Human Rights in China (HRIC) expresses its deep disappointment and concern over the PRC government’s announcement that it has postponed the planned mission by the United Nations Special Rapporteur on Torture, Theo Van Boven, which was expected to take place this month.
The previous Special Rapporteur, Sir Nigel Rodley, had requested an invitation to China in 1995, and China issued an invitation in 1999, but no agreement was reached on terms of reference for the visit. The Chinese government repeated its invitation to the newly appointed Rapporteur, Mr. Van Boven, in 2001, and pledged to reissue an unconditional invitation to the Rapporteur at the December 2002 U.S.-China human rights dialogue. China issued a formal invitation to the Special Rapporteur in November 2003.
The PRC government has engaged in a recurring strategy of responding to international pressure and scrutiny with well-timed overtures that it and other governments can point to as indicators of China’s progress in human rights reforms and willingness to cooperate with international human rights mechanisms. Once the pressure recedes, these overtures are all too often withdrawn. In light of the fact that the visit by the Special Rapporteur on Torture has been under discussion for the best part of a decade, this eleventh-hour postponement raises serious questions about the sincerity of the PRC government’s commitment to international cooperation.

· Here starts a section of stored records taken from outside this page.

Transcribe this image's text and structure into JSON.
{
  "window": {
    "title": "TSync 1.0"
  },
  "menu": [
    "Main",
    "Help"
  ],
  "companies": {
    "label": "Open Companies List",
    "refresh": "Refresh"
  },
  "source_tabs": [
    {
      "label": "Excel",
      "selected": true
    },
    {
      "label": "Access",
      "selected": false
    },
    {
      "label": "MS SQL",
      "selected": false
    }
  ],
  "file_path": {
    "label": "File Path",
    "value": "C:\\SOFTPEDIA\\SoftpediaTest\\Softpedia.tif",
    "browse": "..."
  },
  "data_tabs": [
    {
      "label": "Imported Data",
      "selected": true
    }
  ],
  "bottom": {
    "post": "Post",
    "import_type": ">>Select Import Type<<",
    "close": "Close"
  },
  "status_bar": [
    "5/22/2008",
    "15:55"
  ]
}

HRIC urges the PRC government to reschedule the Special Rapporteur’s mission for a specific date in the near future, and resume good faith efforts to prepare for the visit, including arrangements for appropriate technical assistance from the office of the High Commissioner for Human Rights in relation to the mission, methods and aims of special UN mechanisms. Otherwise the government risks further undermining international trust in the sincerity and reliability of its commitment to abide by its international obligations.